Hamptons Police Blotter: Shrubicide, McGumbus, Persons Unknown
Never Promised You An Olive Garden
As news broke of an agreement to use roaming goats for eliminating the invasive of autumn olive on open land in Bridgehampton, an obscure group calling itself East End Shrub Huggers (EESH) began inundating the local media with pro-shrub propaganda. News outlets reported that their phone and fax lines were jammed with irate autumn olive enthusiasts calling to condemn the goat-centered effort to curb what they referred to as “a peaceful, fun-loving” species of pricker bush. Later in the week, police discovered an EESH encampment that had sprung up in a field of autumn olive, where pro-shrub activists promised to make a last stand against “shrubicide.” As of press time, police report little progress in negotiations with protesters. The protesters, in the meantime, vow, “If the goats want to eat the autumn olive, they’ll have to eat us first.” When reached for comment, the goats expressed a willingness to try this approach.
Not A Pretty Picture
In a public relations promotion turned fiasco, Old Man McGumbus, Shelter Island’s 104-year-old WWII veteran and Trustee for Life, invited members of what he thought was his adoring public to tweet photographs of themselves taken with him. The resulting images, tweeted using the hashtag #myMcGumbus, proved an embarrassing revelation of McGumbus’s history of intrusive and disturbing behavior, and have put McGumbus back in legal jeopardy. One image shows McGumbus, trusty flame-thrower in hand, setting fire to a pile of books marked “Hippie Filth” while a shocked librarian stands helplessly watching. Perhaps most shocking is the photograph submitted by the official North Korean Minister of Tweets showing McGumbus with his arm around North Korean President Kim Jong Un at what appears to be a cockfighting arena. Police are trying to identify various anonymous sources of the photographs to begin questioning “McGumbus’s victims.”

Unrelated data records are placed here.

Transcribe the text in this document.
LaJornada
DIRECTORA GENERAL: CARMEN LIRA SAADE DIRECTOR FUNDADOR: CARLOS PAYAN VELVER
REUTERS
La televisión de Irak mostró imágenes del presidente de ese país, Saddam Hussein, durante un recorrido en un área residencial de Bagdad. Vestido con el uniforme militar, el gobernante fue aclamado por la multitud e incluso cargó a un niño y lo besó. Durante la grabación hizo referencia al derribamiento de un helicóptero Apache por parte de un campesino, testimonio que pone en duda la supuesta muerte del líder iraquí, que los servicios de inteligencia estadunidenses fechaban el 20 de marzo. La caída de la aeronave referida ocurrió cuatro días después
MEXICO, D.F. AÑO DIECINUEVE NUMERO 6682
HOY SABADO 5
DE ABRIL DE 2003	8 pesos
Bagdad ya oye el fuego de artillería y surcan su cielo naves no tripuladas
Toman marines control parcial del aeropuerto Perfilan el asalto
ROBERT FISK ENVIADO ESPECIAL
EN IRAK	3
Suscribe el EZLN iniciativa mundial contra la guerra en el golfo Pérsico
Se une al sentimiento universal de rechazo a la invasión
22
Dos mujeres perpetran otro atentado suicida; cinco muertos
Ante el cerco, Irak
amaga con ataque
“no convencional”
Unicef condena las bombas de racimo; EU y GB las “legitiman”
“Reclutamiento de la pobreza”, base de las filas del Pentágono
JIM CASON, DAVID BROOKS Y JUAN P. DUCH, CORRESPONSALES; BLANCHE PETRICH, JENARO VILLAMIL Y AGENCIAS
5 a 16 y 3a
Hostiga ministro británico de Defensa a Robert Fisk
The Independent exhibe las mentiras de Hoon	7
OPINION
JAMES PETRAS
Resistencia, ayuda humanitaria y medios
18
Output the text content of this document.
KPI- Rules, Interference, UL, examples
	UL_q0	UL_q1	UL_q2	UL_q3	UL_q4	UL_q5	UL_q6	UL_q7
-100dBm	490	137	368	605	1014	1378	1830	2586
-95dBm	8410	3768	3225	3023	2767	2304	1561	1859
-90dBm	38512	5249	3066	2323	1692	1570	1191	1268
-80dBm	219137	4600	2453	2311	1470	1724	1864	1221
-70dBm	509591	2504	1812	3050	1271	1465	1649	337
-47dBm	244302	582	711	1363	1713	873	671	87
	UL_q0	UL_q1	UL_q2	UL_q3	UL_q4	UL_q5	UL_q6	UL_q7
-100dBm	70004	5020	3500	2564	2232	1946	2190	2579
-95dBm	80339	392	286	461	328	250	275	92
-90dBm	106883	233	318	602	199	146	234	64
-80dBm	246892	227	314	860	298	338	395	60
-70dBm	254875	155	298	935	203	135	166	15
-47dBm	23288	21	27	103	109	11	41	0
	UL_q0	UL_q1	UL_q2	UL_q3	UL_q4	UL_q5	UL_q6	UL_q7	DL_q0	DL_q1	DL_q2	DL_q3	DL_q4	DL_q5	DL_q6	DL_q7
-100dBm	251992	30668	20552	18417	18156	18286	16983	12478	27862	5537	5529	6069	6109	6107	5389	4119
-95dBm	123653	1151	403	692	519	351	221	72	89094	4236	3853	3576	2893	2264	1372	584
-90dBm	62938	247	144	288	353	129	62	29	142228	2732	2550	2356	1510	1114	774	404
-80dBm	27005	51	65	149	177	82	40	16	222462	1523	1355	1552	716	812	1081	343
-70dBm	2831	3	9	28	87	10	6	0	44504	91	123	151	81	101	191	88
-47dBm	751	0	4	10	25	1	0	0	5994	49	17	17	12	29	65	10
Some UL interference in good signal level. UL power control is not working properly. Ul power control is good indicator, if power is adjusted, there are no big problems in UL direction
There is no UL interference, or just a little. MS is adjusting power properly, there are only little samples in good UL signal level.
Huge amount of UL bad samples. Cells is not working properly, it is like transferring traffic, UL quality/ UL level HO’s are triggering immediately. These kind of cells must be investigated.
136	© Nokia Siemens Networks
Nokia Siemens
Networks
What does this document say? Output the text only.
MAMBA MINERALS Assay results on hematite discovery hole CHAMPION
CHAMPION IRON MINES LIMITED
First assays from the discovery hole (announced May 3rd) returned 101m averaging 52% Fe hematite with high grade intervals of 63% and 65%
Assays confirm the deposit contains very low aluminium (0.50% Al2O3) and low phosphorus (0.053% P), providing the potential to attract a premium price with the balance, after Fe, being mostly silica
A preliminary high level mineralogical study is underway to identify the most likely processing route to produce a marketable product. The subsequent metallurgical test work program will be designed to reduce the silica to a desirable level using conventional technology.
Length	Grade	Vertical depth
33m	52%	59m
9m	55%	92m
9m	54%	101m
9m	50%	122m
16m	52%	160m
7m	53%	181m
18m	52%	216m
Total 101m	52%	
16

Populace Replaced With Strangers
Several local residents called police over the weekend in a panic, convinced that the inhabitants of their East End village had been removed and replaced with persons unknown. From the transcript of one Sag Harbor call: “I walked up and down Main Street several times and did not recognize a single person. There were entire families with children and grandparents, and I didn’t know them from Adam!” After a preliminary investigation, police were able to report that, in fact, some of the local villages do appear to have undergone some sort of population shift, but it’s unclear where the former inhabitants are.